Hélène Grimaud has offered us, in this album of some of Bach's greatest keyboard music, a fresh look at the mind of Johann Sebastian Bach, the inventor of European classical music. [I feel Bach's stature deserves some such sobriquet, as Louis Armstrong is often called by those who know, such as Wynton Marsalis, "the inventor of Jazz," and Bill Monroe was often called, "the father of Bluegrass.] If we view Grimaud's interview on the accompanying DVD, and read the transcription of it more than the obligatory fewest possible times, we're apt to find interesting Grimaud's opinions about Bach: "He was a mystic ... He was also a mad-man—he was literally possessed." These are the kind of things no one would've dared say about Bach before this era, making of him more a William Blake than like the many buttoned down, academically trained, composers of today. If we listen hard to her playing we will find some of the most "outspoken" performances of Bach currently available. This kind of approach to Bach is a breath of fresh air, in our corporate era. And I must say, I'm pleasantly surprised that Deutsche Grammophon would be the corporation to champion Grimaud.

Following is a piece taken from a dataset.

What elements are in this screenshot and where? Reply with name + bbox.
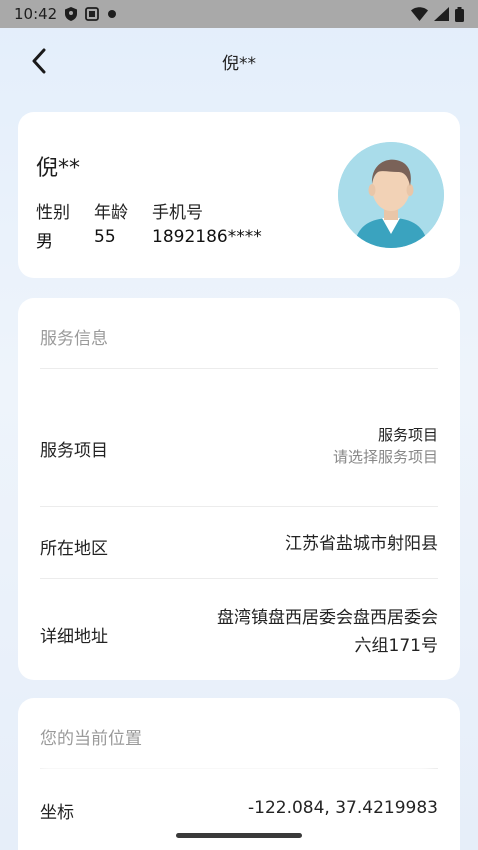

In conclusion: I find this album a "must-have" CD of some of Bach's most remarkable music. The playing is extraordinarily fine. The audio engineering is equally fine. The insight we get is the opposite of how Bach is most-often played; fiery and affecting as opposed to calm and cerebral. This is a recording, I think, that will raise Grimaud's stature over the years until she stands with Glenn Gould on piano, Pablo Cassals on cello, Marcel Dupré on organ, etc. I honestly feel this one will become a benchmark, a set of performances by which subsequent performances will be measured.

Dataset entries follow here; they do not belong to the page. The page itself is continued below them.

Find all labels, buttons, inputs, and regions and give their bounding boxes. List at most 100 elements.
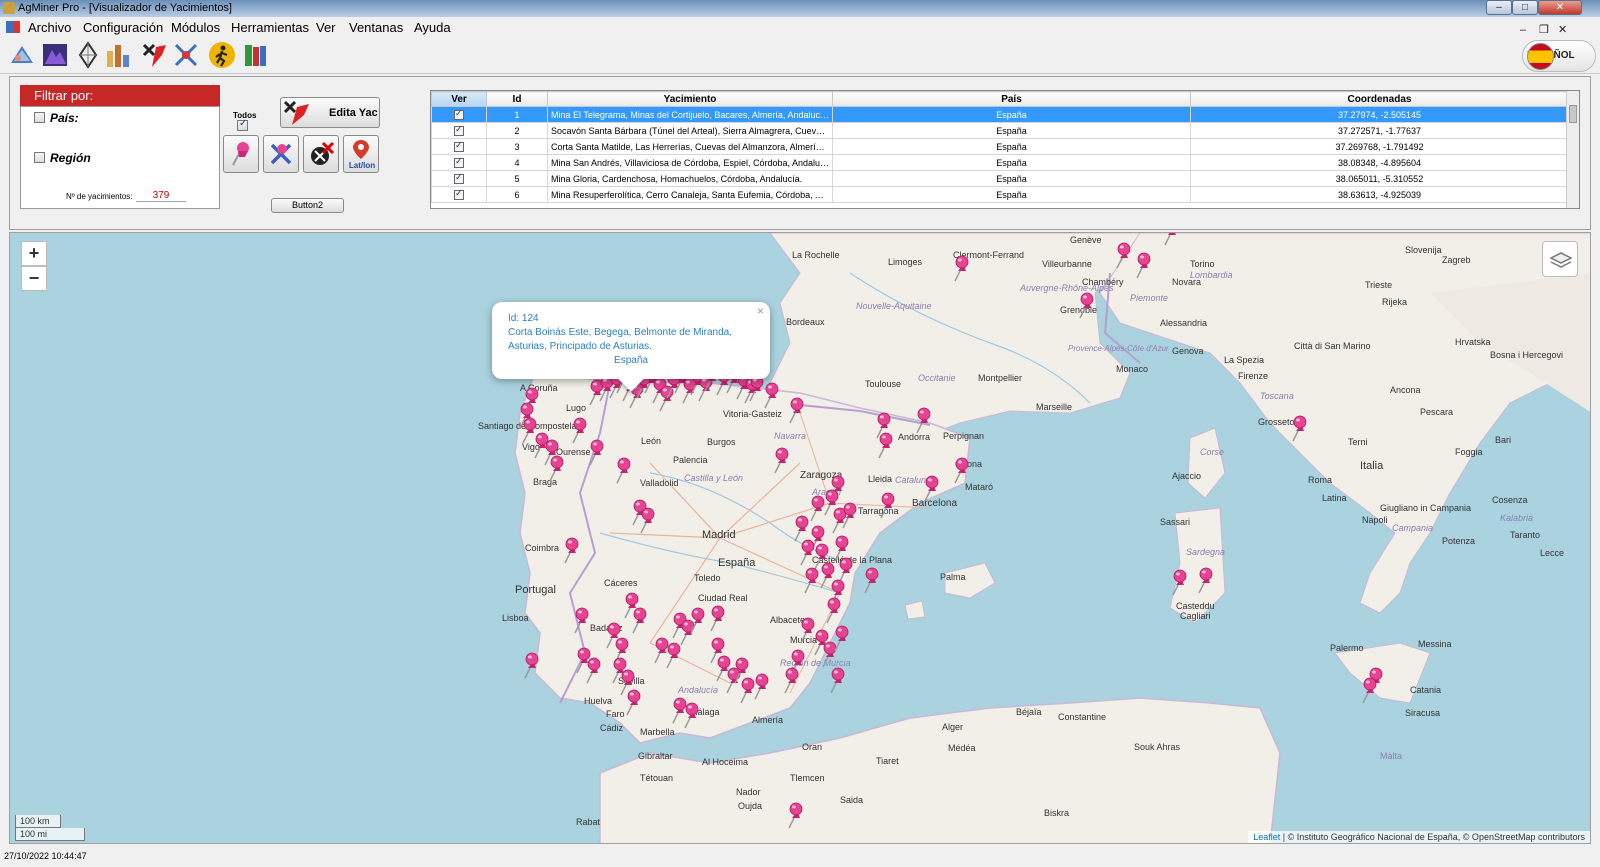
country-checkbox[interactable] xyxy=(34,112,45,123)
mine-marker[interactable] xyxy=(834,625,849,652)
place-label: Grosseto xyxy=(1258,417,1295,427)
region-checkbox[interactable] xyxy=(34,152,45,163)
place-label: Valladolid xyxy=(640,478,678,488)
leaflet-link[interactable]: Leaflet xyxy=(1253,832,1280,842)
place-label: Albacete xyxy=(770,615,805,625)
mine-marker[interactable] xyxy=(864,567,879,594)
menu-ver[interactable]: Ver xyxy=(316,17,336,38)
row-site-name: Socavón Santa Bárbara (Túnel del Arteal)… xyxy=(547,122,833,139)
mdi-child-icon[interactable] xyxy=(6,21,20,33)
select-all-checkbox[interactable] xyxy=(237,118,248,131)
column-header-coordenadas[interactable]: Coordenadas xyxy=(1190,91,1569,107)
country-label: País: xyxy=(50,111,79,125)
books-icon[interactable] xyxy=(241,41,269,69)
edit-site-button[interactable]: Edita Yac xyxy=(280,97,380,128)
button2[interactable]: Button2 xyxy=(271,198,344,213)
row-visible-cell[interactable] xyxy=(431,154,487,171)
place-label: Tlemcen xyxy=(790,773,825,783)
toolbar xyxy=(0,38,1600,74)
globe-map-icon[interactable] xyxy=(8,41,36,69)
column-header-yacimiento[interactable]: Yacimiento xyxy=(547,91,833,107)
table-row[interactable]: 5 Mina Gloria, Cardenchosa, Homachuelos,… xyxy=(431,170,1569,187)
maximize-button[interactable]: □ xyxy=(1512,0,1538,15)
row-visible-cell[interactable] xyxy=(431,122,487,139)
language-button[interactable]: ESPAÑOL xyxy=(1522,40,1596,72)
place-label: Saida xyxy=(840,795,863,805)
row-visible-cell[interactable] xyxy=(431,106,487,123)
row-coordinates: 37.272571, -1.77637 xyxy=(1190,122,1569,139)
delete-mine-button[interactable] xyxy=(303,135,339,173)
bar-chart-icon[interactable] xyxy=(104,41,132,69)
close-button[interactable]: ✕ xyxy=(1538,0,1582,15)
zoom-in-button[interactable]: + xyxy=(21,241,47,266)
zoom-out-button[interactable]: − xyxy=(21,266,47,291)
land-corsica xyxy=(1187,427,1226,499)
grid-header-row: Ver Id Yacimiento País Coordenadas xyxy=(431,91,1569,107)
row-visible-checkbox[interactable] xyxy=(454,156,464,168)
minimize-button[interactable]: – xyxy=(1486,0,1512,15)
row-visible-checkbox[interactable] xyxy=(454,108,464,120)
place-label: Terni xyxy=(1348,437,1368,447)
row-visible-checkbox[interactable] xyxy=(454,172,464,184)
menu-herramientas[interactable]: Herramientas xyxy=(231,17,309,38)
place-label: Ciudad Real xyxy=(698,593,748,603)
place-label: Béjaïa xyxy=(1016,707,1042,717)
map-container[interactable]: La Rochelle Limoges Clermont-Ferrand Gen… xyxy=(9,232,1591,844)
map-canvas[interactable]: La Rochelle Limoges Clermont-Ferrand Gen… xyxy=(10,233,1591,844)
menu-configuracion[interactable]: Configuración xyxy=(83,17,163,38)
table-row[interactable]: 1 Mina El Telegrama, Minas del Cortijuel… xyxy=(431,106,1569,123)
place-label: Potenza xyxy=(1442,536,1475,546)
column-header-ver[interactable]: Ver xyxy=(431,91,487,107)
grid-scrollbar[interactable] xyxy=(1566,91,1579,208)
menu-archivo[interactable]: Archivo xyxy=(28,17,71,38)
menu-bar: Archivo Configuración Módulos Herramient… xyxy=(0,17,1600,38)
row-id: 5 xyxy=(486,170,548,187)
table-row[interactable]: 2 Socavón Santa Bárbara (Túnel del Artea… xyxy=(431,122,1569,139)
column-header-pais[interactable]: País xyxy=(832,91,1191,107)
add-marker-button[interactable] xyxy=(223,135,259,173)
row-country: España xyxy=(832,170,1191,187)
status-bar: 27/10/2022 10:44:47 xyxy=(0,846,1600,867)
row-id: 6 xyxy=(486,186,548,203)
column-header-id[interactable]: Id xyxy=(486,91,548,107)
sites-grid[interactable]: Ver Id Yacimiento País Coordenadas 1 Min… xyxy=(430,90,1580,209)
menu-ayuda[interactable]: Ayuda xyxy=(414,17,451,38)
place-label: Ajaccio xyxy=(1172,471,1201,481)
miner-tools-icon[interactable] xyxy=(172,41,200,69)
place-label: Coimbra xyxy=(525,543,559,553)
row-visible-cell[interactable] xyxy=(431,170,487,187)
place-label: Corse xyxy=(1200,447,1224,457)
diamond-icon[interactable] xyxy=(74,41,102,69)
grid-scroll-thumb[interactable] xyxy=(1569,105,1577,123)
popup-close-button[interactable]: × xyxy=(757,304,764,318)
pickaxe-delete-icon xyxy=(311,141,335,165)
mountain-icon[interactable] xyxy=(41,41,69,69)
place-label: Mataró xyxy=(965,482,993,492)
place-label: Casteddu xyxy=(1176,601,1215,611)
place-label: Napoli xyxy=(1362,515,1388,525)
latlon-button[interactable]: Lat/lon xyxy=(343,135,379,173)
row-visible-checkbox[interactable] xyxy=(454,124,464,136)
runner-icon[interactable] xyxy=(208,41,236,69)
mine-pin-icon[interactable] xyxy=(140,41,168,69)
table-row[interactable]: 6 Mina Resuperferolítica, Cerro Canaleja… xyxy=(431,186,1569,203)
place-label: Occitanie xyxy=(918,373,956,383)
menu-modulos[interactable]: Módulos xyxy=(171,17,220,38)
place-label: La Spezia xyxy=(1224,355,1264,365)
layers-control-button[interactable] xyxy=(1542,241,1578,277)
place-label: Toledo xyxy=(694,573,721,583)
row-site-name: Corta Santa Matilde, Las Herrerías, Cuev… xyxy=(547,138,833,155)
row-visible-cell[interactable] xyxy=(431,138,487,155)
row-coordinates: 38.065011, -5.310552 xyxy=(1190,170,1569,187)
place-label: Lleida xyxy=(868,474,892,484)
table-row[interactable]: 4 Mina San Andrés, Villaviciosa de Córdo… xyxy=(431,154,1569,171)
row-visible-checkbox[interactable] xyxy=(454,188,464,200)
row-visible-checkbox[interactable] xyxy=(454,140,464,152)
remove-marker-button[interactable] xyxy=(263,135,299,173)
place-label: Piemonte xyxy=(1130,293,1168,303)
row-visible-cell[interactable] xyxy=(431,186,487,203)
menu-ventanas[interactable]: Ventanas xyxy=(349,17,403,38)
place-label: Almería xyxy=(752,715,783,725)
mine-marker[interactable] xyxy=(830,667,845,694)
table-row[interactable]: 3 Corta Santa Matilde, Las Herrerías, Cu… xyxy=(431,138,1569,155)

While you're sitting at your computer, right now, punch in your favorite vendor and order your copy of Grimaud, Hélène: Bach (Deutsche Grammophon; CD 00289 477 7978) for the Standard Edition, or (CD 00289 477 6248) for the Limited Deluxe Edition. Do it now! In your mind, repeat after me: I can't live without this CD. I CAN'T LIVE WITHOUT THIS CD. And if you phone up instead, remember to tell ‘em Max Dudious said; "Grimaud really can't walk on water, but she's an ear-opening Bach interpreter." Ciao, Bambini.